I have dissented from Tolstoy in a third respect as well. Unlike the great novelist, who viewed military commanders somewhat as pompous marionettes, I have evaluated the principal leaders as sympathetically as possible, always bearing in mind that they were intelligent men who operated under extraordinary conditions and pressures. True, to write is to judge, and ultimately I have made judgments that are sometimes harsh, but I have encountered few historical actors-even such perennial goats as Ben Butler-for whom I could not muster at least some respect.
Finally, I have been impressed by the way in which this campaign-like Napoleon's Russian campaign, where Tolstoy set his novel-quickly became, in part, a mythical campaign, a duel between Grant the butcher and Lee the fox.

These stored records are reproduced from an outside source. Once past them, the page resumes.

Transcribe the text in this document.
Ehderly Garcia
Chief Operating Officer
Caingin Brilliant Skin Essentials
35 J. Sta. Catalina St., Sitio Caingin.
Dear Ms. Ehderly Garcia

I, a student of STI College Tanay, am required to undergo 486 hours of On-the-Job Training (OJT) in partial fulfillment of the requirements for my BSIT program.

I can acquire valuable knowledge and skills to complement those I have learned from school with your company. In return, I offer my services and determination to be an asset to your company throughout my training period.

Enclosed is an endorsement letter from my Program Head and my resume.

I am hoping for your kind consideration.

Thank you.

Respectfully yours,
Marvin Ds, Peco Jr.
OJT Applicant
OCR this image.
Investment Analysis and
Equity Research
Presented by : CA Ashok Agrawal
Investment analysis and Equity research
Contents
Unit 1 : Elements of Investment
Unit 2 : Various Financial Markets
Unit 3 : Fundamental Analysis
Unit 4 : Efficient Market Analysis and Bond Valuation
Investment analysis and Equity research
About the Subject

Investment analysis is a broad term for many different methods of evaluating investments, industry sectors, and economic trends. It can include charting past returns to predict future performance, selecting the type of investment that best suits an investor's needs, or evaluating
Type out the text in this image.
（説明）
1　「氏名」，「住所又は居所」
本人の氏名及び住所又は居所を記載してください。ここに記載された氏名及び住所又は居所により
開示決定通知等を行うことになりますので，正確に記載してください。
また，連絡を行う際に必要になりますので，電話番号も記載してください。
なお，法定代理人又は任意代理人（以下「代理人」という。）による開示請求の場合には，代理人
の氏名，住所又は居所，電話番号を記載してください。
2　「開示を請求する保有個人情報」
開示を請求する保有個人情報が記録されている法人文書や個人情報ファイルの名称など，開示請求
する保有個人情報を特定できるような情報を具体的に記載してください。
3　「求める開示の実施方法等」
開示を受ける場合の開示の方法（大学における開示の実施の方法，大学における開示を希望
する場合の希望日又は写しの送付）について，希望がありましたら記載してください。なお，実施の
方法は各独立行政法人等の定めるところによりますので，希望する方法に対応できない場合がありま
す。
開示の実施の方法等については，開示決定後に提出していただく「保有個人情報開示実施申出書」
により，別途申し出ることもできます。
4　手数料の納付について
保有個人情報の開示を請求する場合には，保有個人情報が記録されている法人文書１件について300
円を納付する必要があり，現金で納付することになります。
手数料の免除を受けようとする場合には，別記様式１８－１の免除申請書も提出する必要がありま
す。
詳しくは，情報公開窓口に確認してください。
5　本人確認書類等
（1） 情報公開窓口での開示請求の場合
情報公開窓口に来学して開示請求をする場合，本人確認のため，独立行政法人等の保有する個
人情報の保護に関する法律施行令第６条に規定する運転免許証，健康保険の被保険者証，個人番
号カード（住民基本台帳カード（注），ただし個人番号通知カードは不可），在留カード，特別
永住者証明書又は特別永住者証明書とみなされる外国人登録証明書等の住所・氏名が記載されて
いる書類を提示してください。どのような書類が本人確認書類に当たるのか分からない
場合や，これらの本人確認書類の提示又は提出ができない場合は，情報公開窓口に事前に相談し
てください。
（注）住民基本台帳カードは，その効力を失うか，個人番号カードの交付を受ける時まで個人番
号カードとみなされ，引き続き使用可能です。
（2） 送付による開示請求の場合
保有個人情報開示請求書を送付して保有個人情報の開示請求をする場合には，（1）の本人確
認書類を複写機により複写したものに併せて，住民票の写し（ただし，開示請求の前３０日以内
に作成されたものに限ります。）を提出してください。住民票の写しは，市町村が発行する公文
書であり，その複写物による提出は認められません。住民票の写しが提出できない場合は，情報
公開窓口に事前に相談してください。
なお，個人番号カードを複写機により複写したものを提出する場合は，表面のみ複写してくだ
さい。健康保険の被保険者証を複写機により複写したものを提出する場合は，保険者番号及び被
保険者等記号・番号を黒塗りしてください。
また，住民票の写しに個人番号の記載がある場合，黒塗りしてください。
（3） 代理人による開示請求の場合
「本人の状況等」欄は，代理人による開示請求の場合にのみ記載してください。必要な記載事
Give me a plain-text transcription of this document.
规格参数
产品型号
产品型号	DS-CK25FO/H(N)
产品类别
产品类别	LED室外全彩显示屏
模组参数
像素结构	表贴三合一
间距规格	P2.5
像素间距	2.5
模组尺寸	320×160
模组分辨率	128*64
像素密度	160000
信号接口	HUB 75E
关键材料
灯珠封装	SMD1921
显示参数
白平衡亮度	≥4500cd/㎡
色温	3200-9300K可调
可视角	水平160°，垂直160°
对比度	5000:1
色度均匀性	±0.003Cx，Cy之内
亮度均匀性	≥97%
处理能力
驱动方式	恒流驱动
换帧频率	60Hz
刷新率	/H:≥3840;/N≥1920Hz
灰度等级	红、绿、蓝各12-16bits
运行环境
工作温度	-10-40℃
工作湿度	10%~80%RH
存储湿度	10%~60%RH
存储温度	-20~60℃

The concluding chapter shows how interpretations of the campaign that began while it was still under way metamorphosed into interpretations that served various postwar agendas, but particularly those of the Lost Cause. Indeed, the Overland campaign remains, more than any other, the locus classicus of the Southern myth that the Confederacy was defeated not by insufficient valor, poor strategy, or internal strains but rather by the stronger battalions. The Confederates ended the campaign in the certain belief that they had won a solid triumph over their Yankee assailants, with the prospect of independence still bright. Memory changed that. As one prominent Confederate officer summarized the outcome in retrospect, "However bold we might be, however desperately we might fight, we were sure in the end to be worn out. It was only a question of a few months, more or less."